Per la maggior parte di noi, “bufala” significa
mozzarella. Ed è proprio per produrre questo formaggio che ci sono tanti
allevamenti nel nostro paese. Trattandosi di aziende agricole
finalizzate alla produzione di latte e quindi interessate solo a animali
di genere femminile il problema è quello di gestire il surplus di
animali maschi che nella maggior parte dei casi vengono soppressi. La
questione che interessa anche gli allevamenti di galline ovaiole e altri
animali è già stata segnalata più volte da Il Fatto Alimentare.

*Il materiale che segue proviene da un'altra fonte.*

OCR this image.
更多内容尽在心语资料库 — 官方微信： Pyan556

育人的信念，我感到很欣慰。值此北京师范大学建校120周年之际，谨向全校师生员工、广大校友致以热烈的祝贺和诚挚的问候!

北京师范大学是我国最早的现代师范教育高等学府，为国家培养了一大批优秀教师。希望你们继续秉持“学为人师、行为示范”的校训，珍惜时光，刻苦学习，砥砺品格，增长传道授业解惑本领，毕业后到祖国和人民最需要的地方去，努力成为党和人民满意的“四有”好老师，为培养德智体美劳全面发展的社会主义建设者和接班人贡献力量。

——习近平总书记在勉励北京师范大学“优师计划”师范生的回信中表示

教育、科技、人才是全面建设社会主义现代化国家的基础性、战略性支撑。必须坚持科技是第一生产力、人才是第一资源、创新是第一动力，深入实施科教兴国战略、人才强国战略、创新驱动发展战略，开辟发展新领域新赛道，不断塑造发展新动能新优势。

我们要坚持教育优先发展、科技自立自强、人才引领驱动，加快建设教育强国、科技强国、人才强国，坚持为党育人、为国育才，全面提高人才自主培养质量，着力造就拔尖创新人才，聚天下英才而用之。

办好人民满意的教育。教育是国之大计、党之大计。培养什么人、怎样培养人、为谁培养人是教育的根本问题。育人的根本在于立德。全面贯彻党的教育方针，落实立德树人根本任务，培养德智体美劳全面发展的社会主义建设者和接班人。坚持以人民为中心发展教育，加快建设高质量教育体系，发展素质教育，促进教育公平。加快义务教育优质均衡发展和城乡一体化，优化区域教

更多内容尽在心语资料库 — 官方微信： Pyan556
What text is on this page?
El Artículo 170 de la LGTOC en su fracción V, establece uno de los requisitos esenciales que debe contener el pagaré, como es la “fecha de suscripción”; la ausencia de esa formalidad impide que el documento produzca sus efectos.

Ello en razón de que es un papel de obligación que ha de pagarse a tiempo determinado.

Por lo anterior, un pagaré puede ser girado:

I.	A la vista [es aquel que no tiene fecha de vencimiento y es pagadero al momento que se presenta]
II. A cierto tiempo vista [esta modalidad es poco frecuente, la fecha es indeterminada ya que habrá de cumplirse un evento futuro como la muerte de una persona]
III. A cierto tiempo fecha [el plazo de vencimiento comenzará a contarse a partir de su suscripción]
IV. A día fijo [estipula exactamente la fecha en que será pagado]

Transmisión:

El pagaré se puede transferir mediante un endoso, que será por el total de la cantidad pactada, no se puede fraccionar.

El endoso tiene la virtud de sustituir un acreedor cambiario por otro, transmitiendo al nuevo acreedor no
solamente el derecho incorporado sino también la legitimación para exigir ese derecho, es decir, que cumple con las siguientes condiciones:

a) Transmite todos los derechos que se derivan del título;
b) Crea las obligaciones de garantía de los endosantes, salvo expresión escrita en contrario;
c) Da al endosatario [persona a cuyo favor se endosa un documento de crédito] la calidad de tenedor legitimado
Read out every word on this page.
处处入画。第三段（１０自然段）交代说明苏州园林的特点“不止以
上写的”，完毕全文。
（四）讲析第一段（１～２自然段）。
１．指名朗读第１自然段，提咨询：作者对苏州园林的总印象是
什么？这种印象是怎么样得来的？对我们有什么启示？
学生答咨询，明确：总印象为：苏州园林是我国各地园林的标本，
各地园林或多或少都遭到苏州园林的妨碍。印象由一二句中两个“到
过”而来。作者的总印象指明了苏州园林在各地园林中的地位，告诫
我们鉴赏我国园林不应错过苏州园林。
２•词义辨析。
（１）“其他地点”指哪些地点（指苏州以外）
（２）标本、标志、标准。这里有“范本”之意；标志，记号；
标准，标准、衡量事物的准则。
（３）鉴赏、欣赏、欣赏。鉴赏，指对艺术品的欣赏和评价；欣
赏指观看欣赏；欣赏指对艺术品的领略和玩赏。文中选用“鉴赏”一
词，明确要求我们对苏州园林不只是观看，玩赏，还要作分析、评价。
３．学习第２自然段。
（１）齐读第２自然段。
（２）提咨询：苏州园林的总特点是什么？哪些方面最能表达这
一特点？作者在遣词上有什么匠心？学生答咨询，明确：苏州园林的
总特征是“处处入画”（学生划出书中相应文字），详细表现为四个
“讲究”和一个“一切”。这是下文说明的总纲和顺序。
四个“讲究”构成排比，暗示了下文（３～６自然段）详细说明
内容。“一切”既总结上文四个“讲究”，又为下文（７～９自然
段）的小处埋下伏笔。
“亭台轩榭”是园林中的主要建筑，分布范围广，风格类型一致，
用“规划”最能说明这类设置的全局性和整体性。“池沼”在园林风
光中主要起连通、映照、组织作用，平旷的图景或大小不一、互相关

Proprio in questi giorni la Federazione dei veterinari europei ha
approvato un documento sui costi etici dell’abbattimento di animali non
utilizzati come bufalotti o capretti, ma anche i pulcini delle galline
ovaiole. “I veterinari – si legge nel documento – devono contribuire a
evitare la produzione di animali in surplus o indesiderati” che per i
produttori rappresentano un sottoprodotto indesiderato, di cui a volte
si liberano senza andare troppo per il sottile. Della questione dei
piccoli di bufalo soppressi alla nascita si era parlato qualche anno fa
in seguito a un’indagine dell’associazione Four Paws International su oltre cinquanta allevamenti del casertano e del salernitano.